SVM is one of the most popular data mining techniques. It is a supervised classification algorithm. SVM attempts to separate two classes by finding the dividing line that separates the classes in feature space. The kernel trick can be used to map multiple features into high dimensional space and find a separating hyperplane.
First, load library e1071 for the svm function. Legend has it that this was the room number where the algorithm was developed.
Then split the iris data into test (50 observations) and train (100 observations). By setting a seed we will get reproducible results.
library(e1071)
library(printr)
set.seed(1958)
train.indices <- sample(1:nrow(iris), 100)

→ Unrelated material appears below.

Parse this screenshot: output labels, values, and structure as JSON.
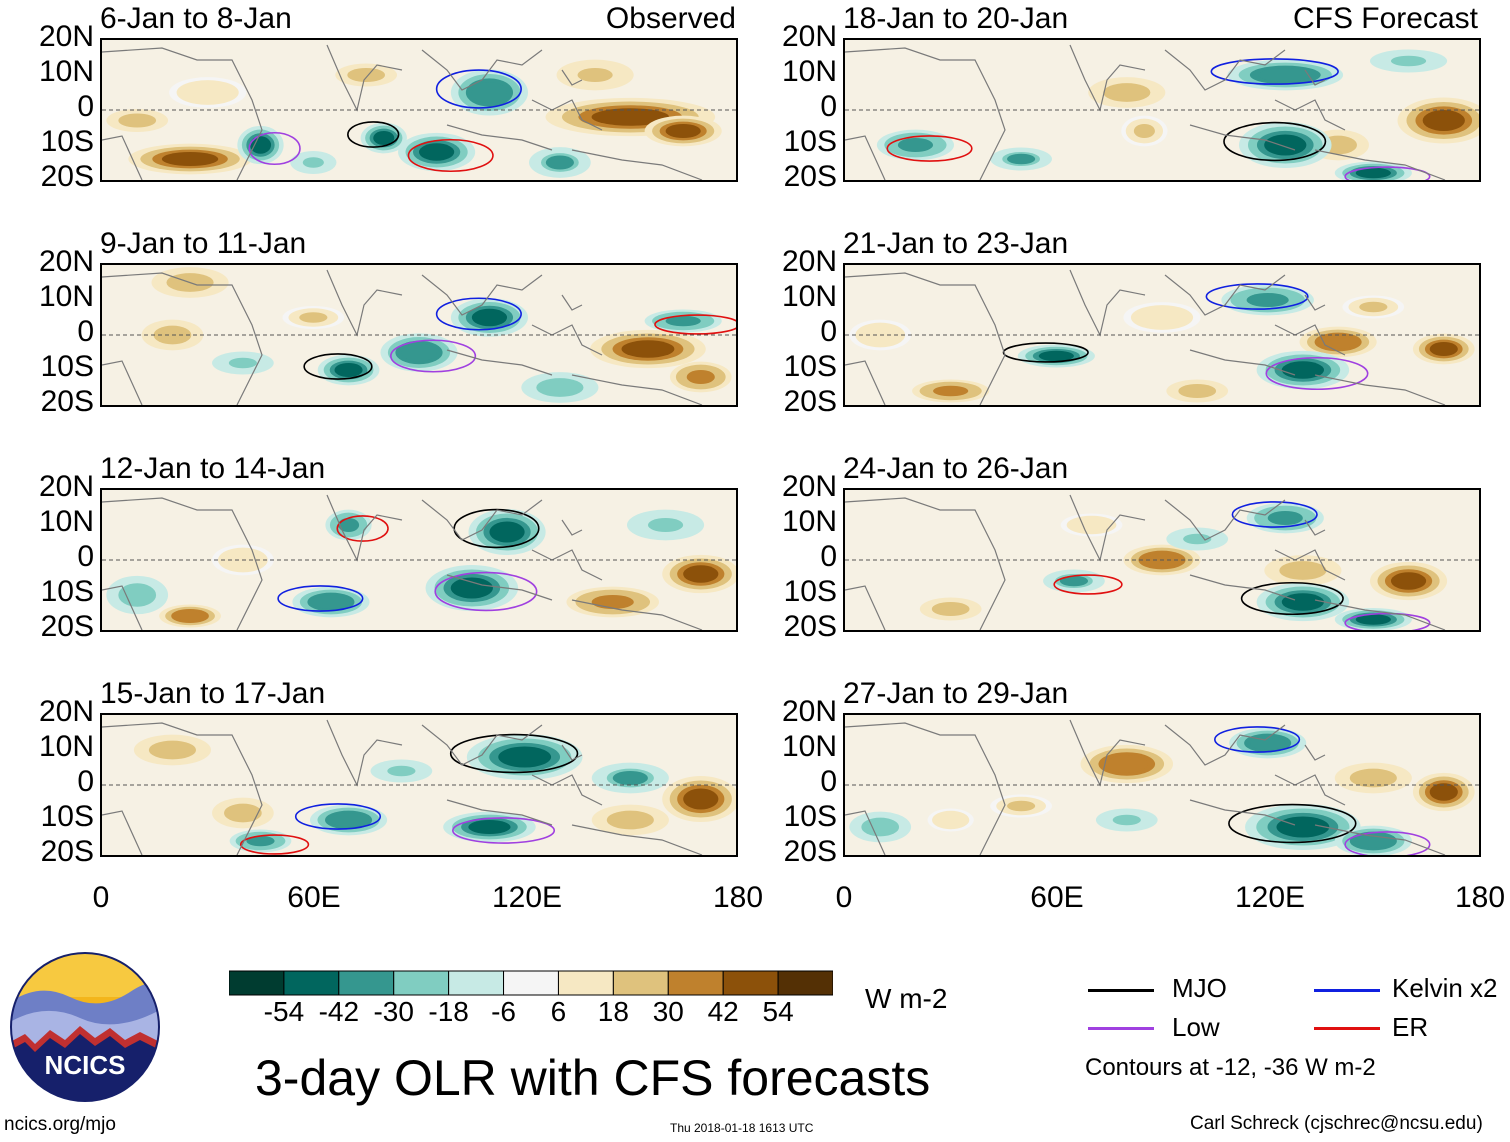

train <- iris[train.indices, ]
test <- iris[-train.indices, ]
The results are good, we have 96% accuracy.
model <- svm(Species ~ ., data=train)
results <- predict(object=model, newdata=test, type="class")
table(results, test$Species)
| results/ | setosa | versicolor | virginica |
|---|---|---|---|
| setosa | 16 | 0 | 0 |
| versicolor | 0 | 15 | 2 |
| virginica | 0 | 0 | 17 |
sum(results==test$Species)/length(results) # accuracy
## [1] 0.96
SVM is effective in high dimensional space. It can perform well even if the number of features is greater than the number of examples; however if the number of features is much greater, the performance may suffer.